Pada kenyataannya kita memang tak selalu mampu memahami dan dipahami.
Seperti saya yang selalu gagal paham, mengapa terkadang kita justru
sulit dipahami oleh orang-orang yang pernah mengatakan bahwa mereka
sangat mengenal kita, yang mentasbihkan diri sebagai orang terdekat
dengan kita. Entah itu sebagai sahabat, guru, adik, kakak, saudara atau
pun sebagai kekasih.
Saya pribadi, dalam usaha saya untuk
menjaga, biasanya saya akan memilih untuk menelan sendiri, duri yang
terkadang tumbuh disetapak perjalanan. Dan yang namanya duri pastilah
sesuatu yang tidak enak untuk ditelan. Karena itu saya butuh waktu untuk
merasakan perihnya lalu membebat luka dijemari dan kaki saya atau
meneteskan obat pada tenggorokan saya yang hancur saat tadi tengah
menelannya.
Yaaa.., saya butuh waktu untuk diam seorang
diri. Biarkan saya berkonsentrasi untuk meredakan sakit ini. Sekali
lagi. Saya butuh waktu untuk diam seorang diri.
Karena
saya masih berstatus manusia biasa. Belum ada sedikit pun tanda-tanda
bahwa akan tumbuh sayap dari balik punggung ini. Belum, saya belum dan
tidak akan pernah berubah menjadi malaikat. Saya masih manusia biasa dan
bukan malaikat yang cukup hanya dengan seulas senyum, sudah dapat
menanggalkan segala sesak didalam dada.
Tolong.., pahami keterbatasan saya.
Namun
seberapa pun saya berteriak, tampaknya saya yang harus kembali menelan
suara saya sendiri. Saya yang harus lebih giat memupuk pemahaman
diladang hati saya sendiri. Bahwa mereka juga masih sama dengan saya,
bahwa dibalik punggung mereka pun belum tumbuh sayap seperti malaikat.
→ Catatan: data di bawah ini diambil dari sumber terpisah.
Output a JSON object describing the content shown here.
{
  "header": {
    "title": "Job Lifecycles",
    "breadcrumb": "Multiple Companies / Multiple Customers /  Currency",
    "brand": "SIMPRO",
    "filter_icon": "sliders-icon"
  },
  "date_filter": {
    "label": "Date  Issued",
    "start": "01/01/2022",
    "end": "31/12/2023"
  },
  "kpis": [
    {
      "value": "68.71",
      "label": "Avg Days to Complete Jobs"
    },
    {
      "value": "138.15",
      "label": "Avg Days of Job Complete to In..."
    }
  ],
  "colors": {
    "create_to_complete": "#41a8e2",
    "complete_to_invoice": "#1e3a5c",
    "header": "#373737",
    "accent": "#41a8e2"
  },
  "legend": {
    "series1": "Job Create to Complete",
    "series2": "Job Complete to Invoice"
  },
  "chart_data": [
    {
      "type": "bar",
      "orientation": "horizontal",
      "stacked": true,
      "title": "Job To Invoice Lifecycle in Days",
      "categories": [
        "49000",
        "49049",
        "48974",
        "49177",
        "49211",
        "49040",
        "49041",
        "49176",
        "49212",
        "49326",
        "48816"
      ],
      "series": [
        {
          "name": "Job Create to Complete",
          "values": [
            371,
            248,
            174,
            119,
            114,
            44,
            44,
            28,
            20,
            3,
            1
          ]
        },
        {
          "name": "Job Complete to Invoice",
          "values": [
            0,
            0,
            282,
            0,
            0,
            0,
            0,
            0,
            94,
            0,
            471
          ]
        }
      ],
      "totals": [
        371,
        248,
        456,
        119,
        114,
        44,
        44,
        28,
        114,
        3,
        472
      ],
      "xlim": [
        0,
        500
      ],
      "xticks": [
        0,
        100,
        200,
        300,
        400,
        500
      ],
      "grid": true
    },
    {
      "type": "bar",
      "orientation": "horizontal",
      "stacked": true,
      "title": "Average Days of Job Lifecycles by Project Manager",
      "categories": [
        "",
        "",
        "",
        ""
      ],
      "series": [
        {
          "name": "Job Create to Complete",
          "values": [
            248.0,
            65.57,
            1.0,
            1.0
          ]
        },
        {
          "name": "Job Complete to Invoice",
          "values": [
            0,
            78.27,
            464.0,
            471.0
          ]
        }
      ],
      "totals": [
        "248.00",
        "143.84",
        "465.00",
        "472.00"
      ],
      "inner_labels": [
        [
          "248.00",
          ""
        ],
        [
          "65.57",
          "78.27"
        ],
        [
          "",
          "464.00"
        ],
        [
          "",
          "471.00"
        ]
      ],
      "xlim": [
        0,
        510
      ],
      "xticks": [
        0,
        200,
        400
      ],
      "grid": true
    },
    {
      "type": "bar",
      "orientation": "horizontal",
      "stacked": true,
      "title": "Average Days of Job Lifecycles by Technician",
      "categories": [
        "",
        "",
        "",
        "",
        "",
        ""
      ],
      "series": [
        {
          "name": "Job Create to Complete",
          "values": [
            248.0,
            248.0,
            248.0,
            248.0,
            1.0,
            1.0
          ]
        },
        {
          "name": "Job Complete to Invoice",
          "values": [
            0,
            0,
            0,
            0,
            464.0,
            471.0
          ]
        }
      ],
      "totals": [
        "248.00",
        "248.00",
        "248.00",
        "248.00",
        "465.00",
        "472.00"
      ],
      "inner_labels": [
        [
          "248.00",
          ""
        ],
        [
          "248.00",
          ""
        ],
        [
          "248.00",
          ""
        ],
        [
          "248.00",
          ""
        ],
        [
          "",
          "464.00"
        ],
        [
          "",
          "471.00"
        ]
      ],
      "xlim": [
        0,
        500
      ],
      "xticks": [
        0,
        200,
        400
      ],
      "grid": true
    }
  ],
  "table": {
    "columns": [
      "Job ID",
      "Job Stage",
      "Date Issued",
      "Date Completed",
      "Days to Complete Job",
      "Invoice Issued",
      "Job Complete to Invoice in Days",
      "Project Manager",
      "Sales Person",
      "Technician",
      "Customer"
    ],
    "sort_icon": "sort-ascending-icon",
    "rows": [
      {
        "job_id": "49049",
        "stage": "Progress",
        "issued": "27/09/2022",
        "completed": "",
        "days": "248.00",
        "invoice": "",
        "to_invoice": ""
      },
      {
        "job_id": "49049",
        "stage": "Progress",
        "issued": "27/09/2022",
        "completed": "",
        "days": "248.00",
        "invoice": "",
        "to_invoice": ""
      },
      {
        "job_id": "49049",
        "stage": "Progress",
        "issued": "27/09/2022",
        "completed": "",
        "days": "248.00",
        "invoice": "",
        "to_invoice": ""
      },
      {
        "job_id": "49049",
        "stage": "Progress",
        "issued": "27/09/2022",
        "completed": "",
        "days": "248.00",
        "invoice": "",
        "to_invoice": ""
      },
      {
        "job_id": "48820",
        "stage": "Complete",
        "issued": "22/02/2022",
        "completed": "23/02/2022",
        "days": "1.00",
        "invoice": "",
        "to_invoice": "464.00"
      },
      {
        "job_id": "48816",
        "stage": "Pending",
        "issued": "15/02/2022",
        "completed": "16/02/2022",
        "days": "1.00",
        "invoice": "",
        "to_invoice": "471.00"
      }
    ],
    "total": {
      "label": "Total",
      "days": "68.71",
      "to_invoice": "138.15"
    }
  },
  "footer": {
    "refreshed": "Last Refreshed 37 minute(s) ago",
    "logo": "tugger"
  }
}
Jadi wajar bila mereka tak mendengar, jadi wajar bila mereka tak
mengerti, jadi wajar jika mereka lebih suka mengenakan toga, berjubah
hakim lalu mengetukkan palu dengan serentetan tunduhan dan dakwaan
(buruk) yang hanya terlihat dari kaca mata mereka sendiri. Dan saya pun
harus memahami, bahwa yang namanya manusia sangat wajar jika selalu
berburuk sangka, apalagi hanya kepada seorang manusia seperti saya. Lha
wong Tuhan, yang katanya Maha Segala Maha saja masih sering dicaci maki,
apalagi hanya manusia sekelas Yustina.? Sangat wajar kaleeeee... #glek!
Saya
hanya sering berfikir, bagaimana jika mereka yang berdiri di posisi
saya. Bagaimana jika mereka yang mengenakan sepatu saya, dengan segala
keterbatasan ruang dan waktu namun tidak terbatas hal-hal yang harus
saya rengkuh seorang diri. Ada benang ruwet yang harus saya urai. Ada
lubang yang harus saya tambal. Ada bengkok yang harus saya luruskan. Ada
yang harus saya elus dan ada pula yang harus saya hapus.
Ada
begitu banyak hal yang berebut untuk menjadi urutan pertama yang harus
saya pentingkan dalam kehidupan saya. Lalu ketika satu dua diluar sana
ikut berdesakan untuk menambah panjang daftar urutannya, tidak bolehkah
saya mengabaikannya untuk sementara waktu..? Heiii.., bukankah saya
bukan ibu Semesta, yang memiliki hati begitu luas untuk memeluk semuanya
dalam waktu yang bersamaan. Saya punya keterbatasan dan saya punya
kejenuhan, kelelahan dan juga kebodohan.
Lalu dalam
kondisi yang seperti itu, dalam kondisi pikiran yang penuh sesak dan
berjejal, apakah jika mereka menjadi saya, mereka masih mampu untuk
sekedar berhaha-hihi, bergosip ria, keluh mengeluh dsb? Sementara diri
kita sendiri dalam kondisi lelah yang lumayan parah.
Saya
yang terlahir sebagai orang ARIAN, memang tak pandai berdrama dan
berpura-pura. Saya tak suka dan saya sangat enggan untuk melakukannya
jika hanya untuk basa-basi dan mengambil hati. Saya tidak akan memuji
jika memang tidak ada hal yang bisa saya puji. Karena saya tau, bahwa
pada akhirnya hal itu akan sangat menyakitkan. Namun karena hal ini,
saya seringkali menerima kritik dan cerca yang melebihi pedasnya cabe
yang paling pedas. Tak mengapa, mungkin orang lain yang diluar diri saya
memang membutuhkannya. Dan ketika saya tidak dapat memberikannya kepada
mereka, maka kita secara otomatis berubah menjadi orang yang begitu
jahat dan egois dimatanya. Tak mengapa. Namun sekali lagi, bagaimana
jika mereka yang menjadi saya? Bisa ?
Achhh.., ternyata saya memang basi.
Seperti
kata seseorang didalam sebuah koment nya, bahwa ada pertanyaan yang
tidak membutuhkan jawaban. Yaa, seperti pertanyaan saya diatas tadi.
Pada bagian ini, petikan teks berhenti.